Будут дедом за обедом коня моего заедать...
Разве здесь, на московской стороне, услышишь такую песню?
Ой, далеко... Гой, да далеко... –
тянул Мацапура звонко, тянул долго, пока бахмат не влетал обратно в Водяные ворота на
занесенной снегом Можайке и с храпом не оседал на задние ноги у резных крылец на
съезжей. Здесь Мацапура передавал дьяку свою шапку и с привязанной к руке нагайкой
валился в угол, не сбивши с каблуков снега, не расправив спутанной заиндевелой бороды.
С каждым днем московские подьячие становились все усердней. Вон и сегодня вынули
можайские дьяки из Мацапуриной шапки свиток с погонную сажень. Бумаги, что ли, им в
Москве не жалко?.. Бумаги доброй, немецкой – стопа четыре гривны, – в Москве, видно,
хватает?..
– «Да ты бы сыскивал про то накрепко, – читал можайскому воеводе дьяк Шипулин, –
для чего тот мужик за рубеж ходил без проезжей грамоты, самовольством. Для измены или
для иного какого лиха? И кто про то воровство его ведал и, ежели ведал, отчего не сказывал?

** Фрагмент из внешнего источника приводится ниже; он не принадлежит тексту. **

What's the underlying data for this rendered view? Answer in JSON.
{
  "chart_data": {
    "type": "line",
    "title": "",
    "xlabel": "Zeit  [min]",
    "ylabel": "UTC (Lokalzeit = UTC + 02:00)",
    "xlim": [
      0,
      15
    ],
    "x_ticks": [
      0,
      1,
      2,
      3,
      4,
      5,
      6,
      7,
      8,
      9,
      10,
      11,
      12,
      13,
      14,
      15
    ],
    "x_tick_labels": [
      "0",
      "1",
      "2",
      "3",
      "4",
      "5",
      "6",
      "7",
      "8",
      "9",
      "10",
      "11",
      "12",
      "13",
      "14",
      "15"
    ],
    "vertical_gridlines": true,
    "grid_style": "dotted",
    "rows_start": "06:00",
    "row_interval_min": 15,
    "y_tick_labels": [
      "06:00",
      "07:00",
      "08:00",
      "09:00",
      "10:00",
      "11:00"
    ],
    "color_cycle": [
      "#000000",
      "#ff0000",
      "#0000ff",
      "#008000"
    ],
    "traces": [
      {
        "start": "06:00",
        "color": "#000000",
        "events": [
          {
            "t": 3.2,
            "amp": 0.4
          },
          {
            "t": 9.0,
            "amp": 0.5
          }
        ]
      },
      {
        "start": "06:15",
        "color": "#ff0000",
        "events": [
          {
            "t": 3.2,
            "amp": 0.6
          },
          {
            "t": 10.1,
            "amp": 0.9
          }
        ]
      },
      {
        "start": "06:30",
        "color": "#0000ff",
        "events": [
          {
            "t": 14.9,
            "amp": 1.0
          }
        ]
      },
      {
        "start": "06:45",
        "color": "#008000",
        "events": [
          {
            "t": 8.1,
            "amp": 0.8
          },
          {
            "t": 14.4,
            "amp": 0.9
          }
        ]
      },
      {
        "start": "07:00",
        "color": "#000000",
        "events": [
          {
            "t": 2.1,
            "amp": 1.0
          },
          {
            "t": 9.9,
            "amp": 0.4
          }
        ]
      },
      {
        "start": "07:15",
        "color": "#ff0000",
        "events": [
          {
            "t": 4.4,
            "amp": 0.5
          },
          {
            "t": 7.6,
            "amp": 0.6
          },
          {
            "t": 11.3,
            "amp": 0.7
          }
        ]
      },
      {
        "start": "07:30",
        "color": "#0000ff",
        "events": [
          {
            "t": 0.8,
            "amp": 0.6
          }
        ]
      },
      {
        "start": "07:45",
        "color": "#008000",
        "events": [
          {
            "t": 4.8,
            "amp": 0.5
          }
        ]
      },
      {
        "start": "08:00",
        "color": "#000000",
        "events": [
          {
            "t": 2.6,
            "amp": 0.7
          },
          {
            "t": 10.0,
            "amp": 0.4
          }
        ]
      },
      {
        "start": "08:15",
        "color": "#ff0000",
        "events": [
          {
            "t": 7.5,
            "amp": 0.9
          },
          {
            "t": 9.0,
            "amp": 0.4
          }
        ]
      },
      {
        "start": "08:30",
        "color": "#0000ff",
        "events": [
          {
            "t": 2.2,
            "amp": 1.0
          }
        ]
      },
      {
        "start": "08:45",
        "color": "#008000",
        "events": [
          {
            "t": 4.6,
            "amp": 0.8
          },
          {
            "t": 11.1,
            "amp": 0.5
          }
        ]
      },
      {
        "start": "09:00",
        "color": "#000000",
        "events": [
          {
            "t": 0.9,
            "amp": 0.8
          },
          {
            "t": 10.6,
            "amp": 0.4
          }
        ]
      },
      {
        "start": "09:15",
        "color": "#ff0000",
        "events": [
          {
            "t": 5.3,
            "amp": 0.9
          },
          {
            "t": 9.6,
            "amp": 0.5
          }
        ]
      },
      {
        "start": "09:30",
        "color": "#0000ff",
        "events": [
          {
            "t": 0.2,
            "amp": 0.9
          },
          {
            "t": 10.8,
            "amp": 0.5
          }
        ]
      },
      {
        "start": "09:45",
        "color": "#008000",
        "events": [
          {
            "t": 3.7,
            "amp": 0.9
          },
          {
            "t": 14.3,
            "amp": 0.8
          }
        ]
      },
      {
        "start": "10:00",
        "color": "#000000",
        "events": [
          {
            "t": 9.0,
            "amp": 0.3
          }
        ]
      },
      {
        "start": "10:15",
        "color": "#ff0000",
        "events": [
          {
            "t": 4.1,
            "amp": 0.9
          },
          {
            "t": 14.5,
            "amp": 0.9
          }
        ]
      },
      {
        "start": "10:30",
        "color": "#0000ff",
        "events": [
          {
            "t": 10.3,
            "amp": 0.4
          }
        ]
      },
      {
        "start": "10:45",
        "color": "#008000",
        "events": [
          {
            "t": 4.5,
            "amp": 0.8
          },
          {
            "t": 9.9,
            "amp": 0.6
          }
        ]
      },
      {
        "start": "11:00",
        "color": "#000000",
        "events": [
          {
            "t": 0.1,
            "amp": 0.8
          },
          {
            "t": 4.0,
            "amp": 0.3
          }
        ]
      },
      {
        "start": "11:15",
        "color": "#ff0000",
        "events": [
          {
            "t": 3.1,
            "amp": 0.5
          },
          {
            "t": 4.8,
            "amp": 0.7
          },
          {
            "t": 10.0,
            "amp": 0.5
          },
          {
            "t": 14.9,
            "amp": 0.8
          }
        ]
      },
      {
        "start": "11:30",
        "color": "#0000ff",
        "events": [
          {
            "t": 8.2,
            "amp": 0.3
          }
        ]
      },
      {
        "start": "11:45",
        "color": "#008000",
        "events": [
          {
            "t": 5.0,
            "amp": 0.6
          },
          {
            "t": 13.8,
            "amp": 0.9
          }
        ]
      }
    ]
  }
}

И ты бы тех людей, кто ведал, велел пытать, чтобы дознаться тебе подлинно: кто его на такое
дело научил, кто с ним вместе замышлял и сговаривался он с кем; про пушкарские дела
государевых воевод сказывал ли он польским панам и каких вестей королевских за рубежом
слышал? И про расстригу, что нарекся царевичем Димитрием, и про его смерть что слышал
за рубежом и что видел, все бы сказал допряма».
– Писали нам уж это! – молвил с досадою воевода. – Что ни день – одно и то ж.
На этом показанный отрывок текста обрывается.